To do that, they commissioned their “magic shoebox” – a rack-mount cabinet with three spools of fiber optic line in IEX’s Weehawken, NJ, data center. The three reels, each about the size as a 3D-printing filament reel, are connected together to make a continuous loop 61 km (38 miles) long. The length was calculated to introduce a precise 350-microsecond delay to all traffic coming and going into the exchange, including the 16 km (10 miles) of fiber optic cable connecting the exchange’s facilities. Everything passes through the delay line, including HFT systems that are trying to find stale quotes. But the delay gives information from multiple markets time to filter through the system, eliminating the potential for stale quote pick-offs.
In a world where faster has always been better, IEX stood the conventional wisdom on its head and found a winning strategy.

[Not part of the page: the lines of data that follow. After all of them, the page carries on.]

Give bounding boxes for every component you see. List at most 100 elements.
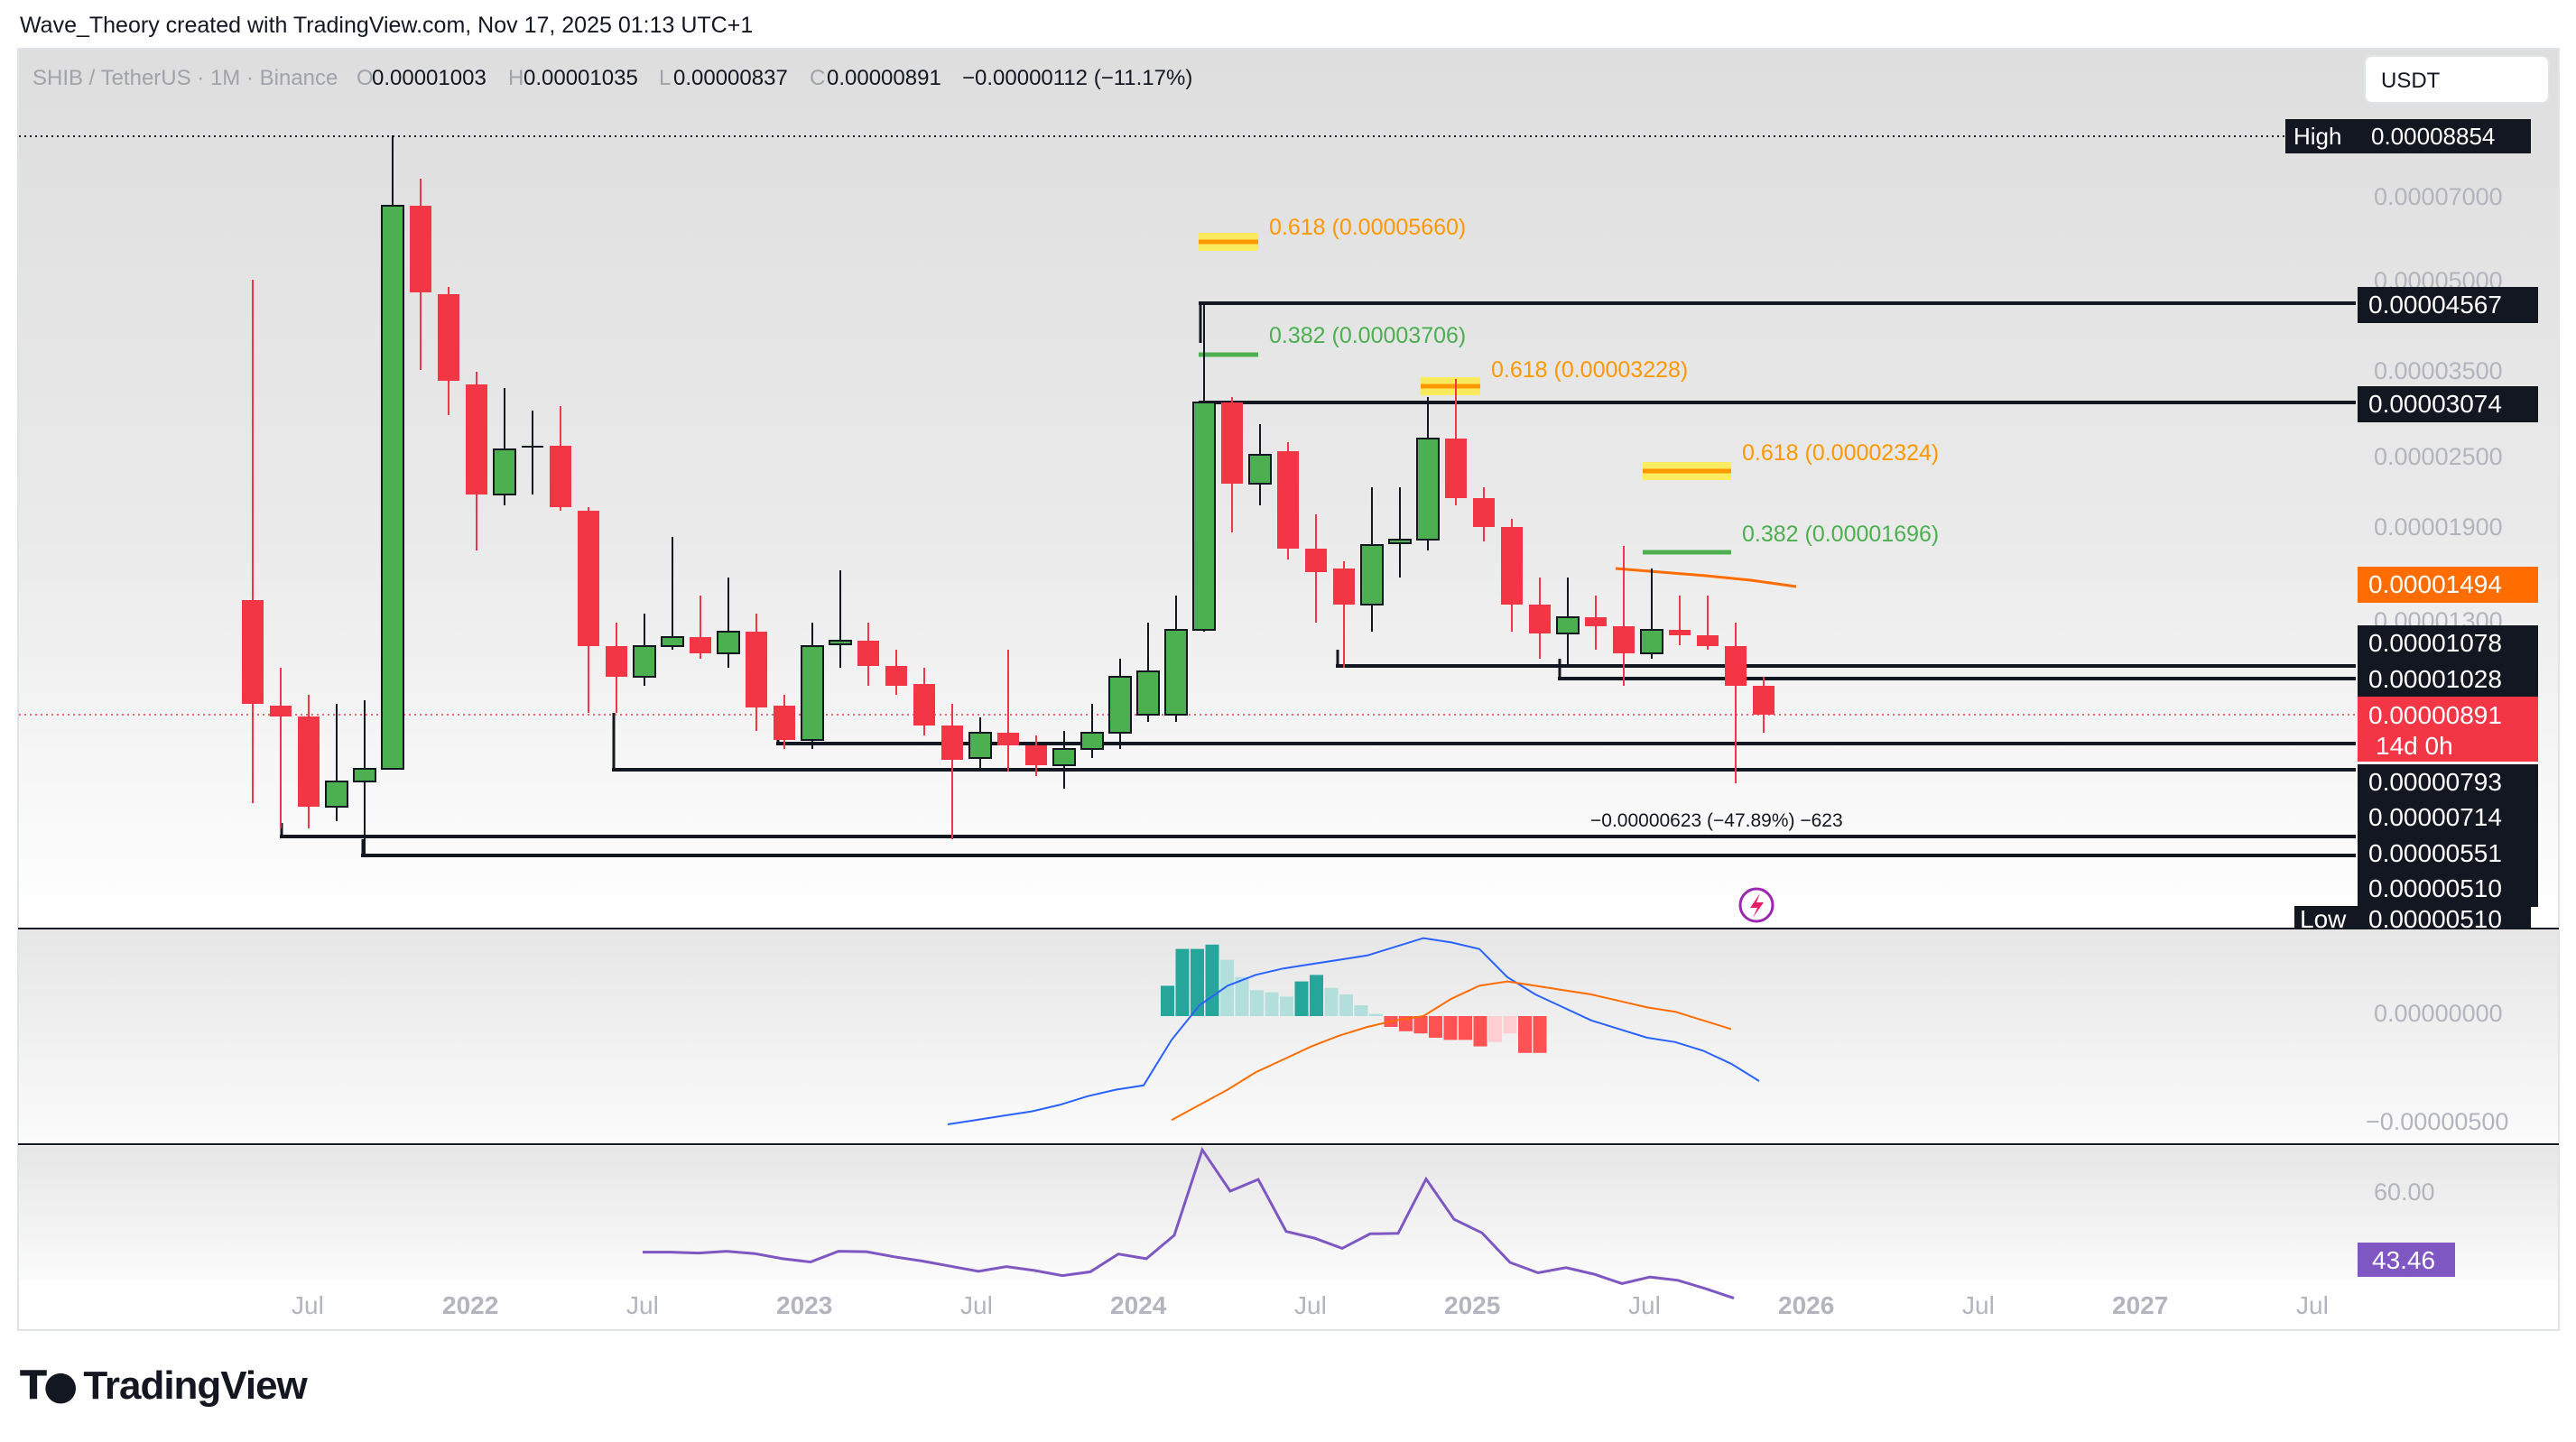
candle[interactable] xyxy=(1305,514,1327,623)
candle[interactable] xyxy=(1277,442,1299,559)
high-tag-label: High xyxy=(2293,123,2341,150)
macd-histogram-bar xyxy=(1459,1016,1472,1040)
currency-button[interactable] xyxy=(2364,55,2550,104)
candle[interactable] xyxy=(1192,302,1216,632)
candle[interactable] xyxy=(1753,677,1774,733)
candle[interactable] xyxy=(466,372,487,550)
candle[interactable] xyxy=(1585,596,1607,650)
bolt-icon[interactable] xyxy=(1738,887,1774,923)
ema-line[interactable] xyxy=(1615,567,1797,588)
candle[interactable] xyxy=(1529,578,1551,659)
time-axis-tick: Jul xyxy=(960,1291,993,1319)
legend-symbol[interactable]: SHIB / TetherUS · 1M · Binance xyxy=(32,66,338,90)
candle[interactable] xyxy=(606,623,627,713)
candle[interactable] xyxy=(690,596,711,659)
candle[interactable] xyxy=(353,700,376,855)
candle[interactable] xyxy=(1360,487,1384,632)
candle[interactable] xyxy=(325,704,348,821)
candle[interactable] xyxy=(1697,596,1719,650)
low-value: 0.00000510 xyxy=(2368,905,2502,933)
candle[interactable] xyxy=(717,578,740,668)
level-tag-510 xyxy=(2358,871,2538,907)
fib-label-5660: 0.618 (0.00005660) xyxy=(1269,215,1466,240)
candle[interactable] xyxy=(1080,704,1104,758)
candle[interactable] xyxy=(801,623,824,749)
candle[interactable] xyxy=(381,135,404,770)
high-value: 0.00008854 xyxy=(2371,123,2495,150)
candle[interactable] xyxy=(578,507,599,713)
candle[interactable] xyxy=(1613,546,1635,686)
macd-axis-tick: 0.00000000 xyxy=(2374,1000,2503,1027)
candle[interactable] xyxy=(1052,731,1076,789)
level-tags: 0.00004567 0.00003074 0.00001078 0.00001… xyxy=(2294,287,2538,933)
level-value-1078: 0.00001078 xyxy=(2368,629,2502,657)
candle[interactable] xyxy=(1669,596,1691,645)
time-axis-tick: Jul xyxy=(626,1291,659,1319)
candle[interactable] xyxy=(410,179,431,370)
low-value-tag xyxy=(2359,906,2531,928)
level-tag-1078 xyxy=(2358,625,2538,661)
candle[interactable] xyxy=(1221,397,1243,532)
candle[interactable] xyxy=(493,388,516,505)
candle[interactable] xyxy=(1333,561,1355,668)
level-value-510: 0.00000510 xyxy=(2368,874,2502,902)
candle[interactable] xyxy=(885,650,907,695)
candle[interactable] xyxy=(997,650,1019,772)
legend-close: 0.00000891 xyxy=(827,66,941,90)
time-axis-tick: 2025 xyxy=(1444,1291,1500,1319)
fib-markers: 0.618 (0.00005660) 0.382 (0.00003706) 0.… xyxy=(1199,215,1939,555)
candle[interactable] xyxy=(1388,487,1412,578)
candle[interactable] xyxy=(1725,623,1747,783)
time-axis[interactable]: Jul 2022 Jul 2023 Jul 2024 Jul 2025 Jul … xyxy=(292,1291,2329,1319)
candle[interactable] xyxy=(829,570,852,668)
candle[interactable] xyxy=(746,614,767,731)
macd-histogram-bar xyxy=(1161,985,1174,1016)
candle[interactable] xyxy=(1501,519,1523,632)
candle[interactable] xyxy=(1136,623,1160,722)
candle[interactable] xyxy=(1248,424,1272,505)
candle[interactable] xyxy=(968,717,992,772)
candle[interactable] xyxy=(774,695,795,749)
candle[interactable] xyxy=(1640,568,1663,659)
level-value-1028: 0.00001028 xyxy=(2368,665,2502,693)
candle[interactable] xyxy=(1416,397,1440,550)
current-price-value: 0.00000891 xyxy=(2368,701,2502,729)
candle[interactable] xyxy=(941,704,963,839)
low-tag-label: Low xyxy=(2300,905,2347,933)
candle[interactable] xyxy=(550,406,571,511)
candle[interactable] xyxy=(1025,735,1047,776)
level-value-3074: 0.00003074 xyxy=(2368,390,2502,418)
macd-histogram-bar xyxy=(1175,948,1190,1016)
rsi-line[interactable] xyxy=(643,1146,1735,1300)
time-axis-tick: Jul xyxy=(1628,1291,1661,1319)
macd-histogram-bar xyxy=(1339,994,1353,1016)
price-axis-tick: 0.00002500 xyxy=(2374,443,2503,470)
time-axis-tick: Jul xyxy=(1962,1291,1995,1319)
macd-line[interactable] xyxy=(947,937,1760,1125)
measure-annotation[interactable]: −0.00000623 (−47.89%) −623 xyxy=(1590,810,1843,831)
fib-label-2324: 0.618 (0.00002324) xyxy=(1742,440,1939,466)
level-tag-793 xyxy=(2358,764,2538,800)
candle[interactable] xyxy=(242,280,264,803)
candle[interactable] xyxy=(661,537,684,650)
tradingview-logo[interactable]: T● TradingView xyxy=(20,1363,308,1409)
candle[interactable] xyxy=(913,668,935,735)
candle[interactable] xyxy=(633,614,656,686)
macd-axis-tick: −0.00000500 xyxy=(2366,1108,2508,1135)
candle[interactable] xyxy=(270,668,292,828)
low-tag xyxy=(2294,906,2359,928)
candle[interactable] xyxy=(1473,487,1495,541)
candle[interactable] xyxy=(1164,596,1188,722)
candle[interactable] xyxy=(857,623,879,686)
time-axis-tick: 2026 xyxy=(1778,1291,1834,1319)
candle[interactable] xyxy=(1556,578,1580,668)
time-axis-tick: Jul xyxy=(292,1291,324,1319)
candle[interactable] xyxy=(298,695,320,828)
candle[interactable] xyxy=(438,287,459,415)
macd-histogram-bar xyxy=(1280,996,1293,1016)
candle[interactable] xyxy=(522,411,543,495)
current-price-tag xyxy=(2358,697,2538,762)
candle[interactable] xyxy=(1108,659,1132,749)
signal-line[interactable] xyxy=(1171,980,1732,1122)
candle[interactable] xyxy=(1445,379,1467,505)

Not only does their magic shoebox eliminate latency arbitrage, but it also gives IEX an advantage over its competitors that has driven business their way. IEX survived a long, arduous application process with the Securities and Exchange Commission (SEC) and was recently granted the status of a full stock exchange, much to the chagrin of HFT firms and some old-line traders.
They’re still doing business with their 350-microsecond speedbump, albeit with a new version of the magic shoebox. Despite their detractors, they’ve proven that they can level the playing field in financial markets, to the degree that the SEC published a white paper extolling the new exchange’s overall positive effect on the market. And they did it all with the help of simple physics.